- 1). Choose three job postings for which you want to apply. Print or save them to your computer. Review them and look for commonalities in qualifications and requirements. For instance, if you are a marketing manager with 10 years of experience but looking for a marketing assistant position, you may only need one to three years of experience; the fact that you directed a new product launch may be less relevant than your research and computer skills, such as proficiency in page layout applications.
- 2). Draft a new resume from scratch, and use the job postings you saved as a guide. Keep your soon-to-be-former -- or alternate -- resume on hand for specifics, but starting fresh may help you let go of some of the telltale "overqualified" signs, such as post-graduate education.
- 3). Focus on your skills. No matter how experienced you are, you need to show how your skills specifically match the job requirements. You may think you’re a “bargain” as a former marketing manager applying for a marketing assistant position, but you need to show you know how to be a marketing assistant -- not direct one. The computer skills you removed from your resume some years ago? It’s time to put them back in. Again, use current job postings as a guide, list the sought-after skills you have and let go of the rest.

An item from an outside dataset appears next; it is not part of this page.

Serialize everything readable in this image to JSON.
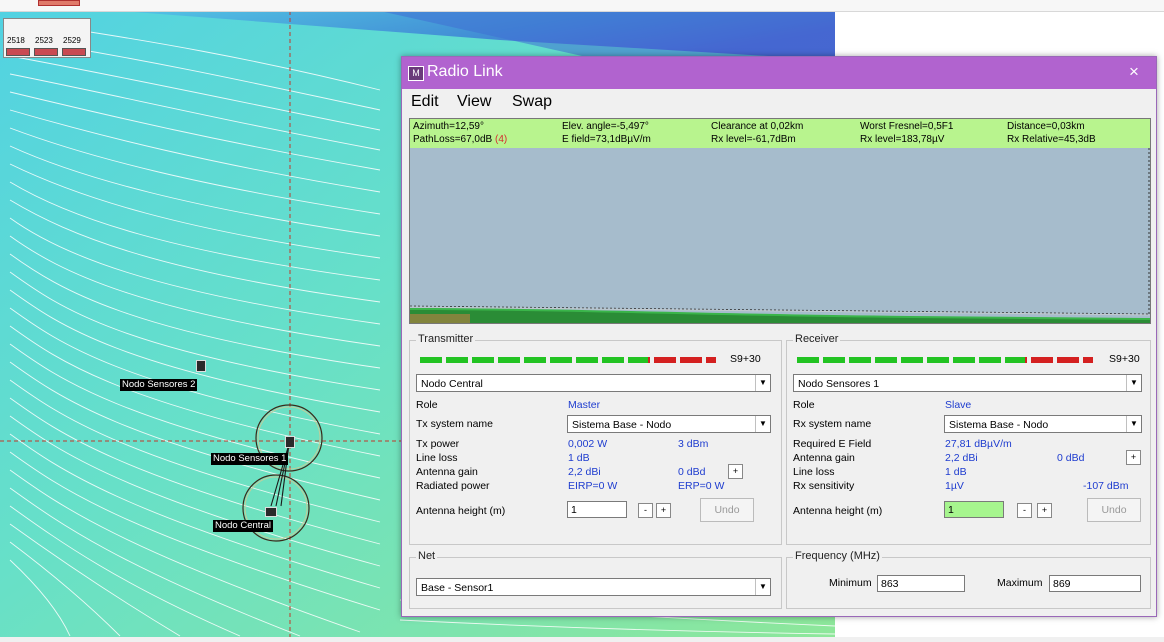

- 4). Add your accomplishments after your skills. Include accomplishments and measurables relevant to the positions for which you’re applying. In broad terms, this means including “saved ABC employer $4,000 by switching our shipping and courier services” rather than “directed in-house shipping and receiving department.”
- 5). Include your work history in general terms. Hiring managers want your work history, including employer names, locations and date ranges, but they don’t require titles on a resume. If you worked for a company for seven years -- which, in itself is impressive and attractive to the hiring manager -- and moved up in the ranks, you may be tempted to show each progression in title and responsibility. Don’t. Instead, list “ABC Corp., Boston, MA; customer service, technical support and marketing departments; 2004 to 2011.” Your targeted skills and accomplishments are already listed under their respective sections, so there is no need to expand on each position you’ve ever held with each employer you’ve ever had.
- 6). Modify your education section: remove dates and post-graduate degrees -- they aren’t necessary. What is necessary is illustrating your general educational background, training and certification(s) relative to the job requirements. Listing your Ph.D. in psychology 15 years ago means less than your two-day workshop in technical writing six months ago if you're applying for an entry-level technical communications positions.
- 7). Stay relevant. If you recently had an assistant who created all of your Microsoft Office documents for you and your own last direct user experience was 10 years ago, take an online class; upon completion, add it to your skills.